最近聞いた話の中で、法人の社長が亡くなり、社長の息子さんがいつも接している顧問の税理士さんに相続税申告をお願いしたところ、「配偶者に全財産を相続させれば相続税はかかりませんよ。」ということで、その内容で相続税申告をしたそうです。
ところが、数年後に社長の奥様が亡くなり、息子様が再び、いつもの税理士さんに相続税申告をお願いしたところ、想定外の多額の相続税がかかりそうだと。
社長、奥様、息子様1人を前提にしています。
この話、まさか本当にあるとは思いませんでしたが、あるようです(T_T)
この税理士さんは、最初の相続だけを考えて、社長の奥様が亡くなる2次相続のことまでは考えていなかったのでしょう。
社長が亡くなり、奥様が相続する時には、財産額1億6千万円か法定相続分(奥様と息子様が相続人なら1/2)までは、確かに奥様については相続税を0円にできます。

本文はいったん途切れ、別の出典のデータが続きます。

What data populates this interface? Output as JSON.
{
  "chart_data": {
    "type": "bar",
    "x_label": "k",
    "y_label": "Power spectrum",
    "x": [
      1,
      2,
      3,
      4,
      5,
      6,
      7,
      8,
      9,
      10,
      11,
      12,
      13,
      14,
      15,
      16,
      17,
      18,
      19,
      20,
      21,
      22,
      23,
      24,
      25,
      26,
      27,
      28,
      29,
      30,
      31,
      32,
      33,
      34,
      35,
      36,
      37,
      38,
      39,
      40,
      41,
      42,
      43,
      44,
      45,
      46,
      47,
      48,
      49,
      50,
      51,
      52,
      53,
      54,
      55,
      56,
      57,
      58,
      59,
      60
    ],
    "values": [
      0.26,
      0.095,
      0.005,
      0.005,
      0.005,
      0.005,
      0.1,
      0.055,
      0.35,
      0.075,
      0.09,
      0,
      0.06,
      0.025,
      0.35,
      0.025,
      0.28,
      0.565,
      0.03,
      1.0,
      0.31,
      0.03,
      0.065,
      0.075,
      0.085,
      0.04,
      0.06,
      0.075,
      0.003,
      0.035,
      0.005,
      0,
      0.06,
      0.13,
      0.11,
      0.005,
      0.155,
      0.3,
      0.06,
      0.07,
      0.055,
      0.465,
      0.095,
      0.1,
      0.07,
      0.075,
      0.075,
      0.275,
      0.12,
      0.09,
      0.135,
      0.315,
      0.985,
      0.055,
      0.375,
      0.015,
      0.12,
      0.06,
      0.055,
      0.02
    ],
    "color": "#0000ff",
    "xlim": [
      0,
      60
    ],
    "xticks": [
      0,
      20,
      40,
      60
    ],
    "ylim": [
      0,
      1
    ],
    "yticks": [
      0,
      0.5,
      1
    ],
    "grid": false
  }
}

これを配偶者の税額軽減といいます。
しかし、それだけで奥様に全財産を相続させると、奥様が亡くなった後の2次相続では、息子様に多額の相続税がかかることになるのです!
2次相続では配偶者の税額軽減は無い
上記のケースで、奥様が亡くなった2次相続では息子様の多額の相続税がかかることになるのが通常です。
奥様が亡くなった2次相続においては、配偶者はいないため、減税効果のめちゃめちゃ大きい「配偶者の税額軽減」という制度が使えないからです。
社長死亡時の1次相続で、社長の全財産が奥様のものになり、奥様のもともとの財産+社長の全財産が、奥様死亡時の2次相続の段階で、息子様にダイレクトに相続税がかかってくるという恐ろしい状況です(゚Д゚;)
1次相続で、配偶者の税額軽減を使って申告しているため、残念ながら時すでに遅し。
2次相続まで考えて財産分けをしよう
上記のケースでは、2次相続まで考えて財産分けをしなかった事が原因です。
1次相続で奥様が相続する財産、息子様が相続する財産については、2次相続までのトータルの税額を参考にして決めていくべきだと思います。
もちろん、税額だけではなく、被相続人の思い、相続人のライフプランを軸に考える必要もあります。
自宅は誰が今後住むのか、売却するのか、社長亡き後の奥様の生活費はどの程度必要か、老人ホームなどの施設に入るのか、息子様が介護をする可能性があるのか、社長の事業は引き継ぐのか、廃業するのか等、考えるべきことは多岐にわたります。
生前から、社長亡き後の事について、相続人を含めて話し合い、相続税の事のみならず、方向性を固めていくことが重要です。